Among gangstas, it seems like the resounding answer to the question is "Edward". Wait, how do I even know that dude's name? Awwww sheeeit. Outed!

Barak Obama is gangsta

I mean, obviously. Guy is sweet as hayell. Here he is looking mad balla with that jersey chain. He usually sports it under his suits on the DL, when he's being all presidential and whatnot, but here he's flying it proud. That's my dude right there!

Majoring in pimpin', with a minor in hip hop

Them crazy-ass dudes down there in the AZ are blowing my mind. First, they want to give e'rbody a gun, even though that ambassador or whatever got shot. Then they want to chase all the brown people back to Mexico. Place is crazy.

Now, they lettin' you get a minor in hip hop, and that's on the real. Imma hit that up when I make my way down there to teach Pimpin' 101 to some U of A college girls. WuuuuuuT!

Mad hula hoop skillz

Happy damn Friday, everyone! This video of a hula hoop girl might have been shot at the least gangsta event ever. White folks need to learn them some beat! But damn, if I didn't watch this like five times in a row. I mean, damn. Dayaam.

Chief Keef might have made a baby with a 6th grader

Chief Keef
Chief Keef is a little-ass 17-year-old rapper from Chi-city, and is certified gangsta. When he's not rapping about killin' dudes, he's all kicking it in high school and whatnot. But then he goes and gets hiself all charged up on some gun bullsh*t. But what's crazier is this story about him getting busy:
Less than four days after being sentenced, Keef was being sued for child support by a middle-school student who claims he fathered her daughter in 2011. If true, the mother could have been in sixth grade when the child was conceived.
Dayaaammm. Robbin' that zygote! No cradle even in the picture yet!

Little kids are gangsta

Seems like most kids are all about sippy cups and watching some crazy-ass, acid-inspired television. Yo, that sh*t's dumb. Just ask these little-ass gangstas.

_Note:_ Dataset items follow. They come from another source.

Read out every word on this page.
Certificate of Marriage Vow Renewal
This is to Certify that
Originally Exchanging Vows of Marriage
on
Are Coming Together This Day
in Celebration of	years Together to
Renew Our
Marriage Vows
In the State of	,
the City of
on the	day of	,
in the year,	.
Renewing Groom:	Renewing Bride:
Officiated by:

It's like a mini Suge Knight!
Little gangsta kid with naughty mag

Chris Hansen is gangsta

Chris Hansen is THE MAN. And that's like a double-meaning, 'cuz he's kinda representin' for the pedo-police, but he's also just sweet as hayell. Just listen how he talks. Dayam, dats sweet. I always suspected he was gangsta, but now there's proof.

17 dollars is baller somewhere in the world

This dude is sportin' MAD cash. Crazy mad cash. "But he only has $17!" you say? Psssh. Maaan, it's all relative. You know how they say "it's happy hour somewhere"? Same thing. If you roll to like Guatemala or Thailand or something, you'd be rolling on dubs and crazy womens jockin' with $17. Front on that.

Gangsta with $17

It's gangsta to be down with floppies

You think computers are fo' suckas? Oh real? Talk to Bill Gates, then get back at me. Real gangstas use them computers like a mofo. And floppies. Mad floppies. Never trustin' no CD-ROM. Nuh uh. Hellz naw.

Gangsta with floppy disks

Don't Google it -- Gizoogle it!

Do you use Google? Ha ha, sucka'! Like you even have a choice. Well, you might have noticed that Google is some seriously white-ass shiznit. No flavor, no style, just a lot of vanilla-ass text. But wait, now you can fully gangstify your Google (or Bing) search with Gizoogle! Sweet as hayell!